Camilus Alexander

Personal information
- Full name: Camilus Christopher Alexander
- Born: 20 October 1981 (age 44) Saint Andrew Parish, Grenada
- Batting: Right-handed
- Bowling: Right-arm leg spin

Domestic team information
- 2000–2009: Windward Islands
- 2001–2002: West Indies B
- 2001: Southern Windward Islands
- Source: Cricinfo, 24 February 2016

= Camilus Alexander =

Grenadian cricketer

Camilus Christopher Alexander (born 20 October 1981) is a Grenadian cricketer who has played for the Windward Islands in West Indian domestic cricket. He plays as a right-arm leg-spin bowler.

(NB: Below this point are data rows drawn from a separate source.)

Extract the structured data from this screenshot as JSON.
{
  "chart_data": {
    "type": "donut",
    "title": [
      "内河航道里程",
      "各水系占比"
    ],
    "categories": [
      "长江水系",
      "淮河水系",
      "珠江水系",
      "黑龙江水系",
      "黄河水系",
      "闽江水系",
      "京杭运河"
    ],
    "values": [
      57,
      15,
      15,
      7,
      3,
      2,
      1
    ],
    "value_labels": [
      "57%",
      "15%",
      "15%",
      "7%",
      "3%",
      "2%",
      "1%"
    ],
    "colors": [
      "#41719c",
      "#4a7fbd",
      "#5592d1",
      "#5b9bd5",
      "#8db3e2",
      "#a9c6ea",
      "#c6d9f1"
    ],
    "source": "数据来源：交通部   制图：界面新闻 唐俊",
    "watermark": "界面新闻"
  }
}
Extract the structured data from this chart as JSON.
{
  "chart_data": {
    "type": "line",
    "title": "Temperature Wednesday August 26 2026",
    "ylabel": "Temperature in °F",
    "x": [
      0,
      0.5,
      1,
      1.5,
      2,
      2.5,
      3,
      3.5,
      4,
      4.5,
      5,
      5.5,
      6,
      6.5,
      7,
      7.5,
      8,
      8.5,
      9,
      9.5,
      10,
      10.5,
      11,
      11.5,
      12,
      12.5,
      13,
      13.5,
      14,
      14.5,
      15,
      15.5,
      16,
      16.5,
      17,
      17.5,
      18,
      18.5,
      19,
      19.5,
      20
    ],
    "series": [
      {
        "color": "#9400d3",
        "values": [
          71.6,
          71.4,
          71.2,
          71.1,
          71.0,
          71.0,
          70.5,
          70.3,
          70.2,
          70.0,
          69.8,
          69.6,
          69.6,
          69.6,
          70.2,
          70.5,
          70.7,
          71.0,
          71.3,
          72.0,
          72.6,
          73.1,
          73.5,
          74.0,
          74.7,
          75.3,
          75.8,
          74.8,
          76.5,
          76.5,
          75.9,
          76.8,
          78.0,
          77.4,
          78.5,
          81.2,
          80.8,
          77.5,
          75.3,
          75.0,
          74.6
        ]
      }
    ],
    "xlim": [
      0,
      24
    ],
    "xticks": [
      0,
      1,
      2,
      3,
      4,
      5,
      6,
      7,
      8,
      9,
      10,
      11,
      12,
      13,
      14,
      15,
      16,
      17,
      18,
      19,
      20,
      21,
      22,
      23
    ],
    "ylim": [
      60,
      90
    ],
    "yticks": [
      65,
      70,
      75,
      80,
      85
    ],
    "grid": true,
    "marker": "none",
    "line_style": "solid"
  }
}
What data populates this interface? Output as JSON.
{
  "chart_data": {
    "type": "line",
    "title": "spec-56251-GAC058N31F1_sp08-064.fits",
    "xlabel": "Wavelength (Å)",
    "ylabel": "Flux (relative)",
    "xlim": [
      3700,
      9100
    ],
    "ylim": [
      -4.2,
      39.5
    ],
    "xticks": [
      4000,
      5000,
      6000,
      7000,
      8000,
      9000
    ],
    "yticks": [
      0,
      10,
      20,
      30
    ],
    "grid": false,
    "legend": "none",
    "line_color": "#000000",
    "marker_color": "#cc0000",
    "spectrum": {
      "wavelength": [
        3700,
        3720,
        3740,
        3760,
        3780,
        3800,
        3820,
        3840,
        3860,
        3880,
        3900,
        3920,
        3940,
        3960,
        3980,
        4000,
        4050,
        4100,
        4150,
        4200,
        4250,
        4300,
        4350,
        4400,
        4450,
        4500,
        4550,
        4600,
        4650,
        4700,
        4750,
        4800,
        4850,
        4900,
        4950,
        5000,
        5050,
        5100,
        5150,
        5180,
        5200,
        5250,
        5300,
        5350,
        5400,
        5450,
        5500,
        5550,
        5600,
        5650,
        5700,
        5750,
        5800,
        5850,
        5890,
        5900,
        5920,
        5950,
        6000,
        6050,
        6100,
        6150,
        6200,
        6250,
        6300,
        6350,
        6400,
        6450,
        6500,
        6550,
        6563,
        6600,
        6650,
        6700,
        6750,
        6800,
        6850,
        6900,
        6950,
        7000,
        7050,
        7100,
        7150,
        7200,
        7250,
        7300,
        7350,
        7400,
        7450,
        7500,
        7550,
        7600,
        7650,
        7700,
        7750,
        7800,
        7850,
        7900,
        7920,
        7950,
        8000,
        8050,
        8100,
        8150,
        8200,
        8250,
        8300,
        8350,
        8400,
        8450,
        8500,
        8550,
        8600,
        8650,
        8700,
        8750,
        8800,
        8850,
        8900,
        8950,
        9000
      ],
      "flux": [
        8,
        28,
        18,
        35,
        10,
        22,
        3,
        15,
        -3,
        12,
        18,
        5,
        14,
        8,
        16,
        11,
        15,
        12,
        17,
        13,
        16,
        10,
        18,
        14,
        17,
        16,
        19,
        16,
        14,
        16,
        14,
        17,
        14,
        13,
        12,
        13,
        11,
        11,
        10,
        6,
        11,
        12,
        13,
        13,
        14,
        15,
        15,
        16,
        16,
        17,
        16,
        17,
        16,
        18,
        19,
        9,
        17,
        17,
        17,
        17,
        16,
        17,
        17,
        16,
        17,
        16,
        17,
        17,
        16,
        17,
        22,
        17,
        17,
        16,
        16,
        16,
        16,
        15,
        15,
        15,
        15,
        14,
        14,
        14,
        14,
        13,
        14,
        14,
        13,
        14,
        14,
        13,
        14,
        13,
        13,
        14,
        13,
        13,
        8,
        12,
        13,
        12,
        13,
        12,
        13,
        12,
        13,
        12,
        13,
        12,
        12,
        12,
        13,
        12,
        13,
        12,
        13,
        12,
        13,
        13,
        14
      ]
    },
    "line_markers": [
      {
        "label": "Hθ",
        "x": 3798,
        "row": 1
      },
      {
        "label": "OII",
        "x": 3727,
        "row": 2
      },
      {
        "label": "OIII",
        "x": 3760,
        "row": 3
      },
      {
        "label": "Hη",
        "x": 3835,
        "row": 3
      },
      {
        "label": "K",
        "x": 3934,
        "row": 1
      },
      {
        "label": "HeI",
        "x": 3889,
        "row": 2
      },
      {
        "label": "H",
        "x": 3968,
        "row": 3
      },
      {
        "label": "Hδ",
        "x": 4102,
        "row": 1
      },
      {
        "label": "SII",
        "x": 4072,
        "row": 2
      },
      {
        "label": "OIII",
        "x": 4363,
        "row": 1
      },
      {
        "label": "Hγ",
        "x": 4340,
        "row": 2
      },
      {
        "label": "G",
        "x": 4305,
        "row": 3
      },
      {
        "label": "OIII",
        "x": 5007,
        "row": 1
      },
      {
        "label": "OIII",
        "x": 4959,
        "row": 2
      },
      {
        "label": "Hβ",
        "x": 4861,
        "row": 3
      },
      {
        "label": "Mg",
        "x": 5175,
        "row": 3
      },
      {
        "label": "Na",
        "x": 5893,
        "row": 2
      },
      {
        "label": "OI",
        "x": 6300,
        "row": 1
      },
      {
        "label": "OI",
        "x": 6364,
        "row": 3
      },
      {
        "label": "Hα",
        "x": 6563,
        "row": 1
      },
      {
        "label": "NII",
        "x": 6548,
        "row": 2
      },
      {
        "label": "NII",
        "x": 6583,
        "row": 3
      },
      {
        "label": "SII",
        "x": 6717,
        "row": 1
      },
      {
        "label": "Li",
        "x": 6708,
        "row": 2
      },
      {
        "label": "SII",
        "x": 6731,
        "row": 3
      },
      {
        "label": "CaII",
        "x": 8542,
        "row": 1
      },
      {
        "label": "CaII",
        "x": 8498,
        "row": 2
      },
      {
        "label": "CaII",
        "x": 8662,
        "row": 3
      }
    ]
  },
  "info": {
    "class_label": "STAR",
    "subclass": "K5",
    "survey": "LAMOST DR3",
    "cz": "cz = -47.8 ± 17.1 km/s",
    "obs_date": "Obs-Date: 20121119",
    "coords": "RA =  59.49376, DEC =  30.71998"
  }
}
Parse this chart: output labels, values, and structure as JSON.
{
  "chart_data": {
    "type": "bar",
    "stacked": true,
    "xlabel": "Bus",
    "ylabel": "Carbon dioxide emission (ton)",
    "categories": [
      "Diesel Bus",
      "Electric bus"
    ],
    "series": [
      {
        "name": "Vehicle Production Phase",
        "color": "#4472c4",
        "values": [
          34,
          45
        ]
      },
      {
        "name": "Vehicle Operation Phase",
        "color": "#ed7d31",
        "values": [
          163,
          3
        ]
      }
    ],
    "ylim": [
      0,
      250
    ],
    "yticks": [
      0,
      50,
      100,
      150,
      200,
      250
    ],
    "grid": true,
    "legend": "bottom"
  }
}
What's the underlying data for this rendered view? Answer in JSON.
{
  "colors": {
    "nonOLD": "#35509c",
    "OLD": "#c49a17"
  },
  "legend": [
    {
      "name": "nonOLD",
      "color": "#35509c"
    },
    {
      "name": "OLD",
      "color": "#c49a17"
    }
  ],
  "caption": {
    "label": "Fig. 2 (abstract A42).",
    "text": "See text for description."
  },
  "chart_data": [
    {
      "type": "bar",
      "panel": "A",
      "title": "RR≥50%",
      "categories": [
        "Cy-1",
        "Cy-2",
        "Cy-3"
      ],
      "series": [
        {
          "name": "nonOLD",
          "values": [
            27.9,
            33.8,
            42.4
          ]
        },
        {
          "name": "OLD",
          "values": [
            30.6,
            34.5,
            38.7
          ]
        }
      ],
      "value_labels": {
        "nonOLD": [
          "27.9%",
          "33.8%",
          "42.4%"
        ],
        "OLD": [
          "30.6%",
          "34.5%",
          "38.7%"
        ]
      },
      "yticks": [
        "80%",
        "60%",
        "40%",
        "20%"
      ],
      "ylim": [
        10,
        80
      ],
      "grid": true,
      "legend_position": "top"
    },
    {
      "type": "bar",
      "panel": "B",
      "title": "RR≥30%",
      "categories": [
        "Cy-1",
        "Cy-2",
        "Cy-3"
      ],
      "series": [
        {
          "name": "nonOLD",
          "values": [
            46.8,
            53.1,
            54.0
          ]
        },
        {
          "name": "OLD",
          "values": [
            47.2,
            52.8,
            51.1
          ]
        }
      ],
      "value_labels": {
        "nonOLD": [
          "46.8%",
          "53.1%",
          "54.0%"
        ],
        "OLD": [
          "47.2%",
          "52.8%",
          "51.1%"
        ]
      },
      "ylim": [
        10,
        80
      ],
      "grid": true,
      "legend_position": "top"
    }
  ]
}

Alexander was born in Mount Horne, in Grenada's Saint Andrew Parish. Aged 17, he represented the West Indies under-19s at the 2000 World Cup, playing in three of his team's seven matches. Alexander's best performance at the tournament was 3/49 against New Zealand. He made his first-class debut a few months later, playing a single match for the West Indies under-23s against the touring Pakistanis. In the 2000–01 and 2001–02 editions of the Busta Cup, Alexander played for West Indies B, a development team. He also played a single match for the Southern Windward Islands in the 2001–02 Red Stripe Bowl, a limited-overs competition.

Between March 2002 and February 2009, Alexander played only a single match of first-class cricket, appearing for the Windward Islands against the Leeward Islands in the 2004–05 Carib Beer Cup. However, he did represent the Grenadian national team at the 2008 Stanford 20/20 tournament, playing against Anguilla and Barbados. Alexander was eventually recalled to the Windwards squad for the 2008–09 Regional Four Day Competition. In three matches, he failed to take a single wicket, although he did score 62 against Guyana (his only first-class half-century. He had come to crease as a nightwatchman at the end of the second day, following the dismissal of opener Johnson Charles.

In March 2017, he was called up to a selection camp with the potential of representing the United States at the 2017 ICC World Cricket League Division Three tournament.